Although they’re hard to find fresh and dressed, it can be done in some larger American communities, to the tune of about $15 per pound.
Asian-Andean fusion BBQ cuy with wasabi aioli and mango chutney
• 3 or 4 young cuy, skinned, dressed and cleaned
• 4 T cumin
• 2 C sugar
• 1 C white vinegar
• 4-5 mangoes, peeled and diced
• 1 C onion, chopped
• 1/2 C yellow raisins
• 1/4 C crystallized ginger, minced
• 1 clove garlic, minced
• 1 t whole mustard seeds
• 1/4 t chili pepper flakes
• 1/2 cup mayonnaise
• 2 t wasabi powder
• 1 t rice vinegar
• 1 t soy sauce
• 1/4 t ground ginger
1) Dry and drain cleaned cuys by suspending upside down in a windy place for two hours.
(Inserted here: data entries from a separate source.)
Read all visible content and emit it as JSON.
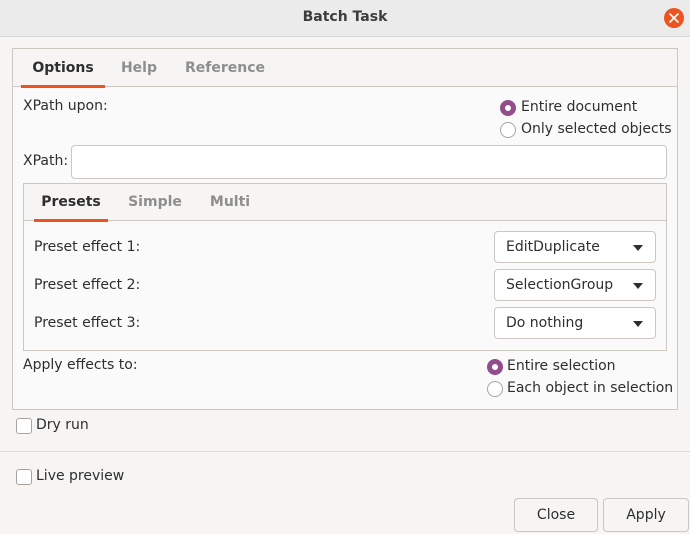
{
  "window": {
    "title": "Batch Task"
  },
  "tabs": [
    {
      "label": "Options"
    },
    {
      "label": "Help"
    },
    {
      "label": "Reference"
    }
  ],
  "xpath_upon": {
    "label": "XPath upon:",
    "options": [
      {
        "label": "Entire document",
        "selected": true
      },
      {
        "label": "Only selected objects",
        "selected": false
      }
    ]
  },
  "xpath": {
    "label": "XPath:",
    "value": ""
  },
  "subtabs": [
    {
      "label": "Presets"
    },
    {
      "label": "Simple"
    },
    {
      "label": "Multi"
    }
  ],
  "presets": [
    {
      "label": "Preset effect 1:",
      "value": "EditDuplicate"
    },
    {
      "label": "Preset effect 2:",
      "value": "SelectionGroup"
    },
    {
      "label": "Preset effect 3:",
      "value": "Do nothing"
    }
  ],
  "apply_to": {
    "label": "Apply effects to:",
    "options": [
      {
        "label": "Entire selection",
        "selected": true
      },
      {
        "label": "Each object in selection",
        "selected": false
      }
    ]
  },
  "dry_run": {
    "label": "Dry run",
    "checked": false
  },
  "live_preview": {
    "label": "Live preview",
    "checked": false
  },
  "buttons": {
    "close": "Close",
    "apply": "Apply"
  },
  "colors": {
    "accent": "#e95420",
    "radio_selected": "#924d8b"
  }
}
Rub cumin on the outside, salt and pepper the thoracic cavity, and refrigerate overnight.
2) While you’re waiting on that, combine the sugar and vinegar in a quart pot. Boil. Add the mango, onion, raisins, crystallized ginger, garlic, mustard seed and chili pepper flakes. Return to boil, then simmer 45 minutes until mixture becomes slightly syrupy. Pour into small canning jars, seal tightly. Immerse jars in water in a tall pot, boil for 15 minutes. Remove and allow jars to set at room temperature.
3) Next, combine the mayonnaise, wasabi powder, rice vinegar, soy sauce and ground ginger. Cover and chill overnight.
4) Then, run a skewer through the cuy’s mouth from head to tail. Place over a hot fire, rotating periodically until desired degree of doneness. Alternately, cuy may be quartered and cooked directly on grill.
5) Serve right off the fire, over plantains, corn and/or red peppers, garnished with aioli and chutney.